Seven Stones of Hordron Edge stone circle actually consists of nine standing millstone grit stones and one recumbent stone, in a ring about 16m in diameter. In fact, counting all the smaller stones on site, there are twenty-three in total.
However, archaeological evidence has revealed that originally there may have been between sixteen and twenty stones. Unlike most of the other circles in the Peak District, Hordron Edge is a free-standing circle having no embankment. However, all the stones are typically Derbyshire in style, all being less than a metre in height.
Again the largest stone stands to the south-west, but here it is only marginally taller than the others. Most of the stones show signs of weathering. The Seven Stones of Hordron also witnessed tampering by ‘persons unknown‘ in the early 1990s. In 1992 one of the stones, which had previously been buried was re-erected.

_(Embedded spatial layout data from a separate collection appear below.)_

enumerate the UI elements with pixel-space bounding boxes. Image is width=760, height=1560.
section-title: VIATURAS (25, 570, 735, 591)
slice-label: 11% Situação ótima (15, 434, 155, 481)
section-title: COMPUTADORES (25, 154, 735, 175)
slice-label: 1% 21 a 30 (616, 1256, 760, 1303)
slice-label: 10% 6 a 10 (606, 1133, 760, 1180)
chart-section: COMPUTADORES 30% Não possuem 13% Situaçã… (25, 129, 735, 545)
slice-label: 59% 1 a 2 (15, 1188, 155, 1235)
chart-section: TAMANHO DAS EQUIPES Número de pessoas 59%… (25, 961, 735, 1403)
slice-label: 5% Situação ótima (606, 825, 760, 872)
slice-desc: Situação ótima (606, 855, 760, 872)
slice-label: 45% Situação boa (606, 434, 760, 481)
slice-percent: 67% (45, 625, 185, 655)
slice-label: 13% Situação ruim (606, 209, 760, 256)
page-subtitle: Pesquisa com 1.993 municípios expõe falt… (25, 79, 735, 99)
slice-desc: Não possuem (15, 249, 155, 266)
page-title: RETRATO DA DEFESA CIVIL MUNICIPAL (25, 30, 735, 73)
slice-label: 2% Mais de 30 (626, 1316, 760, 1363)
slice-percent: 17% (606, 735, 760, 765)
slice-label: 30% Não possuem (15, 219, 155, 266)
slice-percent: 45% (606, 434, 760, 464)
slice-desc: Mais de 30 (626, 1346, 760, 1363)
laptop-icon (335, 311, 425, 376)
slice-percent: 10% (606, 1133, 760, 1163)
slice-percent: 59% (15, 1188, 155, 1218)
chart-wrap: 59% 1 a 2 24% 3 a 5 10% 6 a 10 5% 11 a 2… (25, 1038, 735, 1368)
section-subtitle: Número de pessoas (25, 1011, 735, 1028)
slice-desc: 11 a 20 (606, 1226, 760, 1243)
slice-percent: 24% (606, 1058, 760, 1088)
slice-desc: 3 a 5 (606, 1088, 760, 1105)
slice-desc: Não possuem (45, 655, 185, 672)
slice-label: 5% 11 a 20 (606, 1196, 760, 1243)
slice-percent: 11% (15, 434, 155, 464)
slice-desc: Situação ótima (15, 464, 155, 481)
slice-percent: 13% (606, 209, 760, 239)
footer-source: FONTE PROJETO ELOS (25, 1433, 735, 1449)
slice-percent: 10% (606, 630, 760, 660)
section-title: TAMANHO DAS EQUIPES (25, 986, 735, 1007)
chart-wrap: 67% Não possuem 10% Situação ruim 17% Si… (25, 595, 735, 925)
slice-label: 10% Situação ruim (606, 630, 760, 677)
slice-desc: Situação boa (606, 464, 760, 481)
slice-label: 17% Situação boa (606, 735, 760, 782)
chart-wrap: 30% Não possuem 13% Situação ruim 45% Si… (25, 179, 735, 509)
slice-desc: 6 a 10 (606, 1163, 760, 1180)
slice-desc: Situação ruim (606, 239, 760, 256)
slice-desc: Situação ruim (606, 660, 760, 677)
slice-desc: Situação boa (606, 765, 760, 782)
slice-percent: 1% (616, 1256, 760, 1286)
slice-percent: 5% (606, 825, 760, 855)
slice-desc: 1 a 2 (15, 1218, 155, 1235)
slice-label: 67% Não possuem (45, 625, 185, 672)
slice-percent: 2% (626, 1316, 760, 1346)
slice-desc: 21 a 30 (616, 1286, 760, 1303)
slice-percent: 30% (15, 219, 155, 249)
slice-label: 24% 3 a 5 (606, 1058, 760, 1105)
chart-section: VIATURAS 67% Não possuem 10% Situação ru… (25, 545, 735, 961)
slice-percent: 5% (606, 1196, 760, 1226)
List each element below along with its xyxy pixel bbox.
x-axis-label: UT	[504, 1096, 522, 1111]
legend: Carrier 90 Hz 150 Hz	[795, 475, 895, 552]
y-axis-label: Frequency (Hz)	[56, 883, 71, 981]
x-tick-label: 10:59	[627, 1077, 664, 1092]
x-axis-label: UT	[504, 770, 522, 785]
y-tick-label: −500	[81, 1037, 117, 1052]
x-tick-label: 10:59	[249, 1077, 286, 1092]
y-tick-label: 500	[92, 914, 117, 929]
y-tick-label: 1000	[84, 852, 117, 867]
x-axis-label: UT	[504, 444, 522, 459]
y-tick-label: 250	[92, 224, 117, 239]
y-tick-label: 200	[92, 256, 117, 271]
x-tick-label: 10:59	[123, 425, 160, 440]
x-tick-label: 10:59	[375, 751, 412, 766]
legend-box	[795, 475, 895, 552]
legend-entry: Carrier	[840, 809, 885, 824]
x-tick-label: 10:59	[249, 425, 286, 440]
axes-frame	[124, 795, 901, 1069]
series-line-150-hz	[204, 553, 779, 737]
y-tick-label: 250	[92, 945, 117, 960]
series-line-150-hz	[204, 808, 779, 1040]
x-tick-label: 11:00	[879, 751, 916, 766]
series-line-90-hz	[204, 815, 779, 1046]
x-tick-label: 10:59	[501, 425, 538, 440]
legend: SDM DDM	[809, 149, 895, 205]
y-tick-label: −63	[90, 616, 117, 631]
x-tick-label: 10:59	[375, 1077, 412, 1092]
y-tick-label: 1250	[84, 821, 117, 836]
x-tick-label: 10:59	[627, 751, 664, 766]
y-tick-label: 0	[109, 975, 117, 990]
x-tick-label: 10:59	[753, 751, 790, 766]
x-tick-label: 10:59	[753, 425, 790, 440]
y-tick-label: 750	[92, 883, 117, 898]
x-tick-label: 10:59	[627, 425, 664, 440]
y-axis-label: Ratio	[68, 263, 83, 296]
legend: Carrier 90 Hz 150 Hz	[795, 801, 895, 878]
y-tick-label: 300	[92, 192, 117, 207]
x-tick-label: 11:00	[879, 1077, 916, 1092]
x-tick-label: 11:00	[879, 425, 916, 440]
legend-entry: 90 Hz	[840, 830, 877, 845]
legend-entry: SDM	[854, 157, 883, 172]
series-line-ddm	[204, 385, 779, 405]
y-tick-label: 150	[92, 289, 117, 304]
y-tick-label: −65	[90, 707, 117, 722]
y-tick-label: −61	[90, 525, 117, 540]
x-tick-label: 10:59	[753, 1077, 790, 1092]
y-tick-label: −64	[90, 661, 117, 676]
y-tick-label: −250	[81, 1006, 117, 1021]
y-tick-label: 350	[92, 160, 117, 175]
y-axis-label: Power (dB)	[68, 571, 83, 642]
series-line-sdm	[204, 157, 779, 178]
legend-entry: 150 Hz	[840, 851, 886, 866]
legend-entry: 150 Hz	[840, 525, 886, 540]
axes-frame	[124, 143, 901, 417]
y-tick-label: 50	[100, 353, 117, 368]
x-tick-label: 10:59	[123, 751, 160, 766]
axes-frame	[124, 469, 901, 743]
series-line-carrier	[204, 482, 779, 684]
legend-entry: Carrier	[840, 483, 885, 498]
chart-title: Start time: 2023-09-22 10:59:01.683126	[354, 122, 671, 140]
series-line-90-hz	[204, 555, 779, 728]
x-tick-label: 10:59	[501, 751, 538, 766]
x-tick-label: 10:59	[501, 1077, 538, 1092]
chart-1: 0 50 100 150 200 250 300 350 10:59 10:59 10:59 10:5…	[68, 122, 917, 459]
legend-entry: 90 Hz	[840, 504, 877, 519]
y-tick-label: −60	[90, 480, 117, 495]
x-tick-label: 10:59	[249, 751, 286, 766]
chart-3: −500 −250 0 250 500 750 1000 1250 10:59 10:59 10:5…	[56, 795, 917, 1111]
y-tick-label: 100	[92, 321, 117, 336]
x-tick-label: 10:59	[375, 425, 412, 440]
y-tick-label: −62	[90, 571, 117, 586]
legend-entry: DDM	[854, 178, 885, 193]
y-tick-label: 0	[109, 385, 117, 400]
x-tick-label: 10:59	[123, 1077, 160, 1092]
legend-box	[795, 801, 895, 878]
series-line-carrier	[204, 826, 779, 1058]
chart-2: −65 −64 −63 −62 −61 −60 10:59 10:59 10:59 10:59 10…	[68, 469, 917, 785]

Following this, John Barnatt, Senior Survey Archaeologist for the Peak National Park Authority, in consultation with English Heritage, re-excavated the area around the new stone and undertook a survey of the whole circle. It was established that the previously buried stone was covered largely with peat, suggesting it had been covered for some time, perhaps falling in prehistory or deliberately felled in Medieval times when the site was used as a boundary marker.
During the 1992 excavation other buried stones, of a similar size to the orthostats, were discovered with between three and five new ones identified. Examination of the site also showed that it might have been terraced to create a level interior.
This procedure is also apparent at other Peak District sites, both embanked and free-standing, including the Nine Ladies and Stanton Moor III, Bamford Moor South, Barbrook I and Froggatt Edge stone circles.
The tallest stone of Seven Stones of Hordron Edge is known as the Witch.